Köleci toplum biçiminde köle sahipleri; feodal yönetim biçiminde soylular ve klise, kapitalist sistemde de “kentsoylular” da denilen sermaye sahipleri/burjuvazi egemen güç’tü. Ülkeleri bunlar yönetiyordu. Günümüz demokrasisindeki “temsili sistem” yani halkın kendisi adına ülkeyi yöneteceklerini seçmesi, burjuvazinin sınıf iktidarını gizleyen bir illüzyondu. Hâlâ da öyledir.
Bu, elbette, ortaçağ kökenli burjuva demokrasilerinin, en azından başlarda, bir aldatmaca olduğu anlamına gelmez. Avrupada feodelizmi yıkan, kapitalist ilişkiler temelinde demokratik rejimler kuran burjuvazi toplumsal gelişmenin dinamiği oldu, halk kitlelerini özgürlük ve çeşitli haklar getirdi.
Ne zamana kadar peki ?
Kapitalizmin serbest rekabetçi ekonomi politikasının tekelleşmesine kadar ! Devrimlerle feodalizmi yıkan burjuvaziyi de toplumsal sistemin devrimci özelliğini yitirmesiyle gericileşti; bu kez tarihsel gelişmenin önünde engel haline geldi. Halk kitlelerinin sahip oldukları özgürlükler bir bir ellerinden alındı. Geriye demokratik (!) diktatörlükler kaldı. Yönetim biçimi oligarşik, faşist, otokrat vb. şekillere bile kavuştu.
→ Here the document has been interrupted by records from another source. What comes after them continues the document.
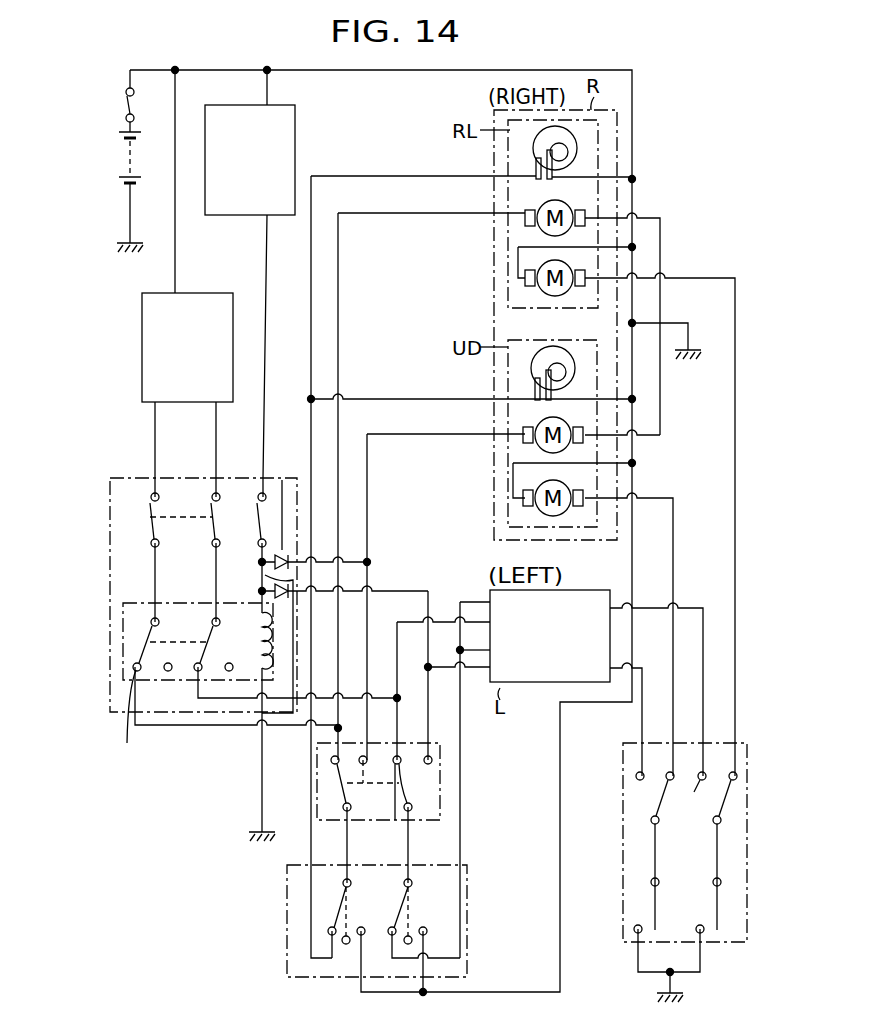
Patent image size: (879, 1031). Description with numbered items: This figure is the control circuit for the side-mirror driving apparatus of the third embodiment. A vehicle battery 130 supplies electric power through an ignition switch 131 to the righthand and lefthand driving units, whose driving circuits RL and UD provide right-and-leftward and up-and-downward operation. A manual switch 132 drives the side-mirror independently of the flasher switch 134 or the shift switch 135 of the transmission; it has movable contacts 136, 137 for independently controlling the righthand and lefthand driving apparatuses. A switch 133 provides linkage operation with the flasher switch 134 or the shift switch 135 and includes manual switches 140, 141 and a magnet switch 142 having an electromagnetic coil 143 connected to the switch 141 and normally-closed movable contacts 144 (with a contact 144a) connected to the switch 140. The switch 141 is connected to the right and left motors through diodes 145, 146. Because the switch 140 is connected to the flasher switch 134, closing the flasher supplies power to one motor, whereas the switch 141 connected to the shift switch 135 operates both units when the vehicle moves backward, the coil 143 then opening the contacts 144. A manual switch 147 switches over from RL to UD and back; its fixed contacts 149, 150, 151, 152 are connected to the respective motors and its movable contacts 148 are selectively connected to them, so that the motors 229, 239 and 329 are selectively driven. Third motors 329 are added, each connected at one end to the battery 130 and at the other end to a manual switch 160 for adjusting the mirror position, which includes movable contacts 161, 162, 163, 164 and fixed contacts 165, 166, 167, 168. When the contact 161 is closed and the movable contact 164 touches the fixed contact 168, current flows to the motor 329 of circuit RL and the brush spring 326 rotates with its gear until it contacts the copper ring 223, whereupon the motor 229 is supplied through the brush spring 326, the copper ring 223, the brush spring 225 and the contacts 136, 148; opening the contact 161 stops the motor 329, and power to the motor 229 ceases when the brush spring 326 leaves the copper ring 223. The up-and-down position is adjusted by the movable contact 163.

The battery 130 is at (128, 158).
The ignition switch 131 is at (128, 103).
The manual switch 132 is at (467, 952).
The switch 133 is at (145, 478).
The flasher switch 134 is at (210, 292).
The shift switch 135 is at (296, 114).
The movable contact 136 is at (340, 910).
The movable contact 137 is at (397, 915).
The manual switch 140 is at (150, 520).
The manual switch 141 is at (258, 527).
The magnet switch 142 is at (190, 602).
The electromagnetic coil 143 is at (252, 638).
The normally-closed movable contacts 144 is at (148, 640).
The relay switch contact 144a is at (128, 718).
The diode 145 is at (282, 478).
The diode 146 is at (254, 561).
The manual switch 147 is at (440, 812).
The movable contacts 148 is at (410, 790).
The fixed contact 149 is at (330, 762).
The fixed contact 150 is at (364, 790).
The fixed contact 151 is at (395, 822).
The fixed contact 152 is at (432, 765).
The manual switch 160 is at (725, 945).
The movable contact 161 is at (714, 892).
The movable contact 162 is at (654, 905).
The movable contact 163 is at (654, 806).
The movable contact 164 is at (722, 798).
The fixed contact 165 is at (637, 773).
The fixed contact 166 is at (666, 778).
The fixed contact 167 is at (688, 797).
The fixed contact 168 is at (734, 771).
The copper ring 223 is at (576, 143).
The brush spring 225 is at (536, 172).
The motor 229 is at (577, 210).
The mirror drive motor 239 is at (578, 424).
The brush spring 326 is at (557, 176).
The motor 329 is at (537, 262).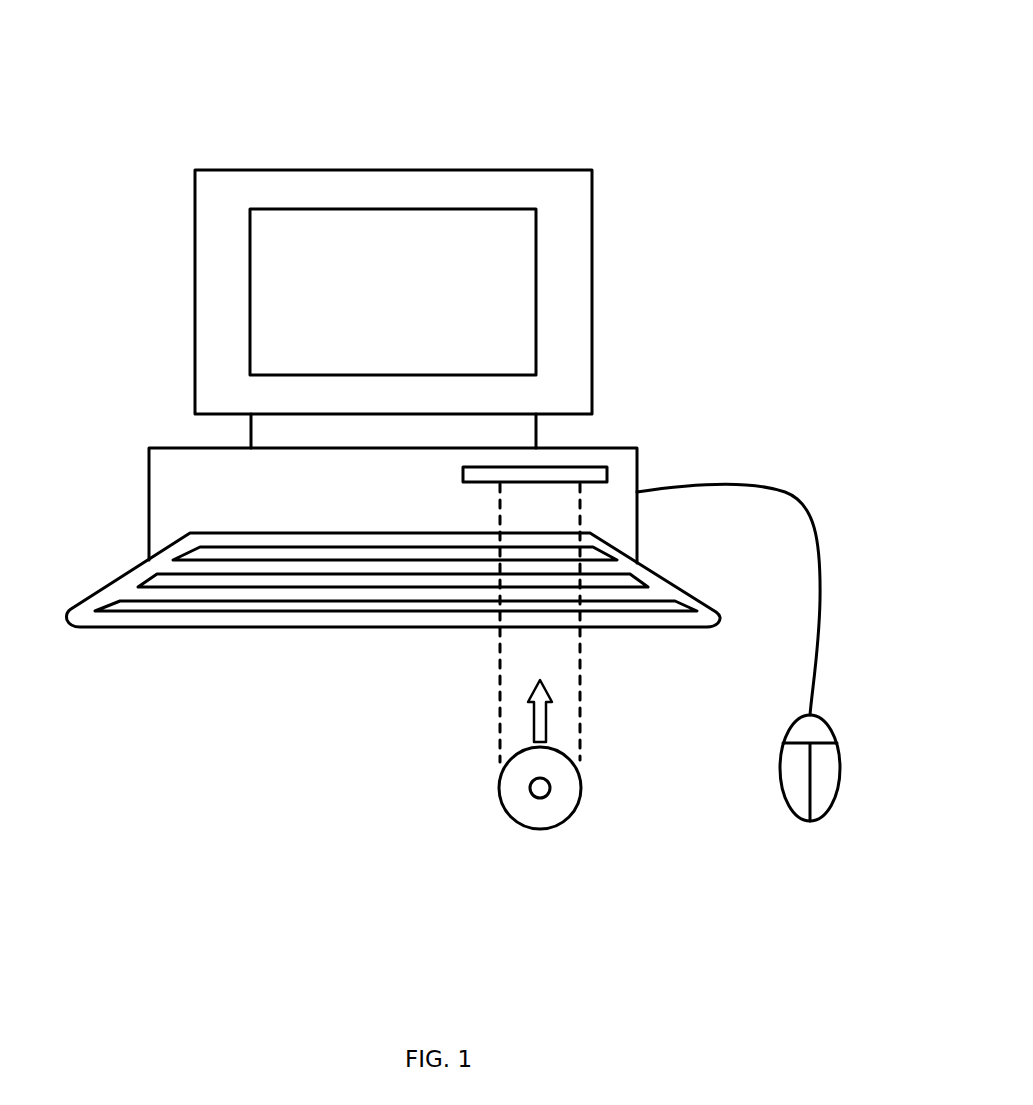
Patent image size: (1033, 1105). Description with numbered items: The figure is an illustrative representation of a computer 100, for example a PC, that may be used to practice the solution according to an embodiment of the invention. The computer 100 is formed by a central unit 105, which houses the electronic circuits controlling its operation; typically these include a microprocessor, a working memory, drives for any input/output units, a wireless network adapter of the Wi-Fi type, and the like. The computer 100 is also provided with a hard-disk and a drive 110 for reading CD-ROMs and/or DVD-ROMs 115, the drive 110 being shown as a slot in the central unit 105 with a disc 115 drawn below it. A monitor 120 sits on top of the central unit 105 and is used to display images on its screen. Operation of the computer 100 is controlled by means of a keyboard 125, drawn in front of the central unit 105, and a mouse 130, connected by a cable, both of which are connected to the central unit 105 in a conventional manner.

The computer 100 is at (638, 62).
The central unit 105 is at (175, 447).
The drive 110 is at (590, 463).
The CD-ROM/DVD-ROM 115 is at (513, 752).
The monitor 120 is at (293, 169).
The keyboard 125 is at (217, 627).
The mouse 130 is at (793, 718).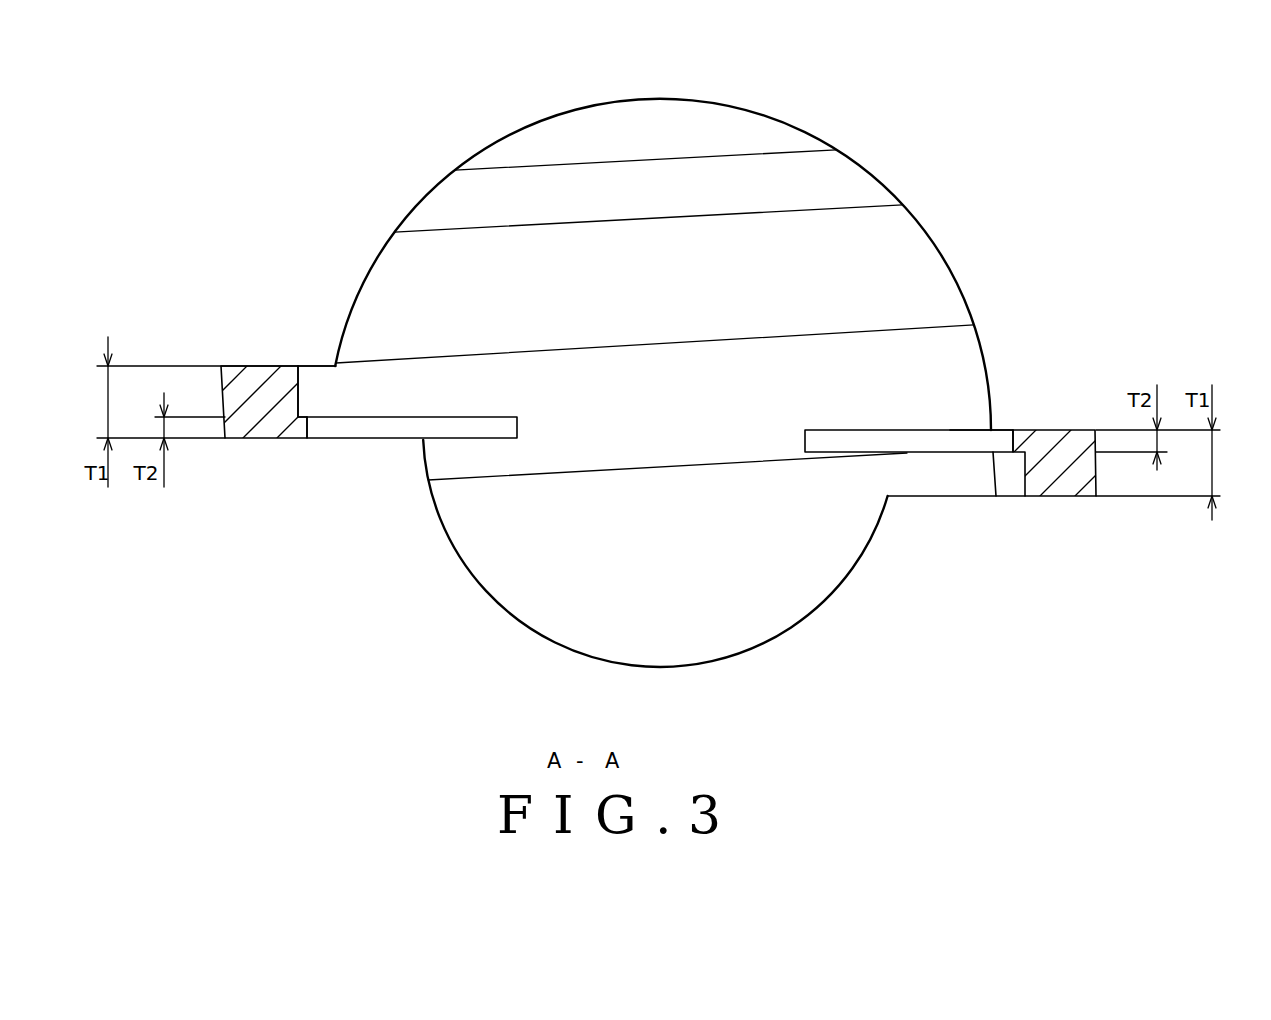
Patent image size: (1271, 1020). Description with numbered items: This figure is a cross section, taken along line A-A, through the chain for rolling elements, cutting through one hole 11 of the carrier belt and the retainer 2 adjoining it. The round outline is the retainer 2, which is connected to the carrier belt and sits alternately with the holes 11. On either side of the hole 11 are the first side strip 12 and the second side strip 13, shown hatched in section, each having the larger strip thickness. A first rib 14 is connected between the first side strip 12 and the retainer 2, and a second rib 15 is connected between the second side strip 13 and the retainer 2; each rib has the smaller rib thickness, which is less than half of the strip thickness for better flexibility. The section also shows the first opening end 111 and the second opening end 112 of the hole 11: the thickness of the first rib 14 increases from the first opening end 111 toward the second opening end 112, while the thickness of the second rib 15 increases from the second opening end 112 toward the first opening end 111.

The retainer 2 is at (557, 148).
The hole 11 is at (707, 393).
The first opening end 111 is at (315, 363).
The second opening end 112 is at (348, 440).
The first side strip 12 is at (1057, 485).
The second side strip 13 is at (247, 388).
The first rib 14 is at (905, 440).
The second rib 15 is at (380, 425).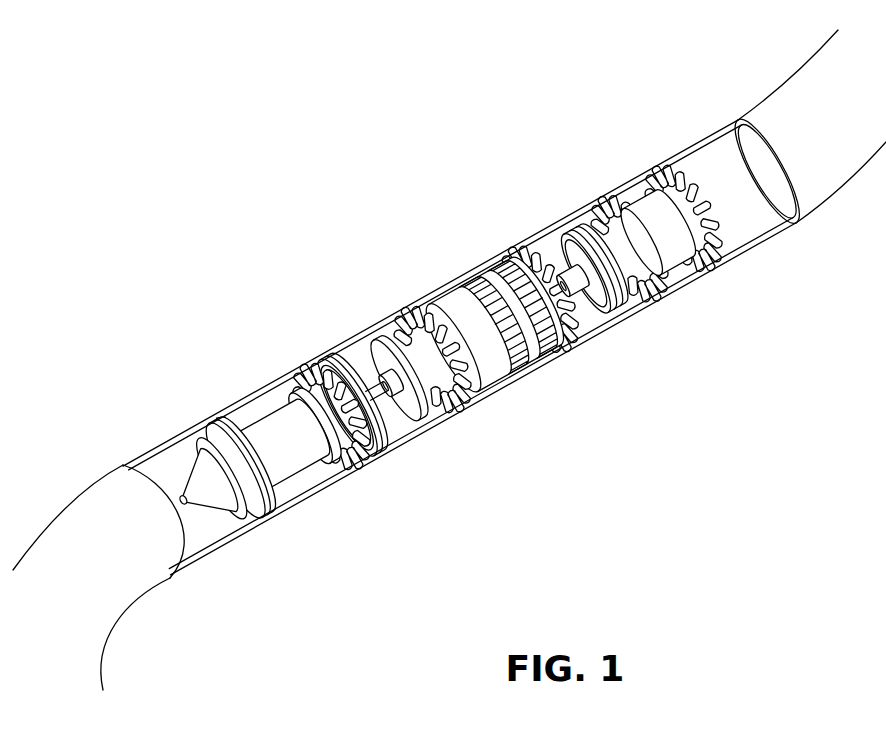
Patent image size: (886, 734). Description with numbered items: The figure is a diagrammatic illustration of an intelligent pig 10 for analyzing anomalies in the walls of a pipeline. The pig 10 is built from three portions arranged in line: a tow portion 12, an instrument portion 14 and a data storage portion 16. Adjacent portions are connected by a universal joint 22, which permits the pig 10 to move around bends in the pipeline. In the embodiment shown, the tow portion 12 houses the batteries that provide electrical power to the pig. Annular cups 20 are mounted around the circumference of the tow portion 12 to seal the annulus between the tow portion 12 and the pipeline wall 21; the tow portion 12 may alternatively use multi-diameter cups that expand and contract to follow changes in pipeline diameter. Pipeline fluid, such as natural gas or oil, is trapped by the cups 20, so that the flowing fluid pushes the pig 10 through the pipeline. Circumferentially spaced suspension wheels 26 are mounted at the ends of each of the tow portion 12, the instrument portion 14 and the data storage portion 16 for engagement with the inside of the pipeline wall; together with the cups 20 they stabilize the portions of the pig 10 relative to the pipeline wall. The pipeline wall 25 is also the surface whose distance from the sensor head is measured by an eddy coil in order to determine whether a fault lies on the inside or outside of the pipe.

The intelligent pig 10 is at (449, 360).
The tow portion 12 is at (281, 425).
The instrument portion 14 is at (587, 337).
The data storage portion 16 is at (643, 218).
The annular cups 20 is at (200, 438).
The pipeline wall 21 is at (143, 563).
The universal joint 22 is at (533, 253).
The pipeline wall 25 is at (353, 332).
The suspension wheels 26 is at (657, 293).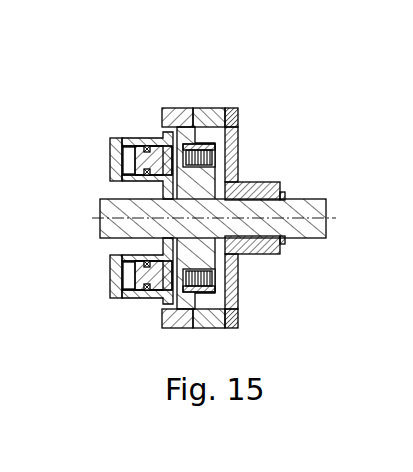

Kapitalizmin tekelleşmesi ve emperyalizm olayı ile temsili demokrasiler terimin etimolojik anlamından iyice uzaklaştı.
Avrupa ile ABD, şöyle böyle 700 yıldır, Türkiye ise 100 yıldır temsili nitelikte demokratik rejime sahip.
Gerçekte ise ülkeyi halk kitleleri değil, üretim araçlarına sahip olan küçük bir azınlık ve onların siyasi temsilcileri yönetiyor.
Ama bu sadece bize özgü bir durum değil. Tüm burjuva demokrasilerde böyle. Seçimlerde popülizmin yalanlarına yakalanan halk kitleleri, kimi seçerlerse seçsinler, sonuçta kapitalizmin siyasi alandaki temsilcilerine teslim etmiş oluyorlar ülke yönetimini:
Bu şekilde sisteme entegre olmuş sağ ve sol partilerin iktidarları gerçekte halkın değil, son analizde sermaye sahiplerinin düzenine hizmet ediyorlar. Halk kitlelerinin demokratik rejimlerde de yönetimin dışında tutulmasının seçim yoluyla gerçekleşiyor olması büyük bir ironi oluyor bu şekilde.
Buradan bakıldığında 17-19. yüzyıllar arasındaki devrimci demokrasileri birkaç yüzyıl önce öldü. Bugün “demokratik” ülkeleri bir çok yerde, gerçekte demokrasi markası takmış oligarklar, otokratlar ve faşistler yönetiyor.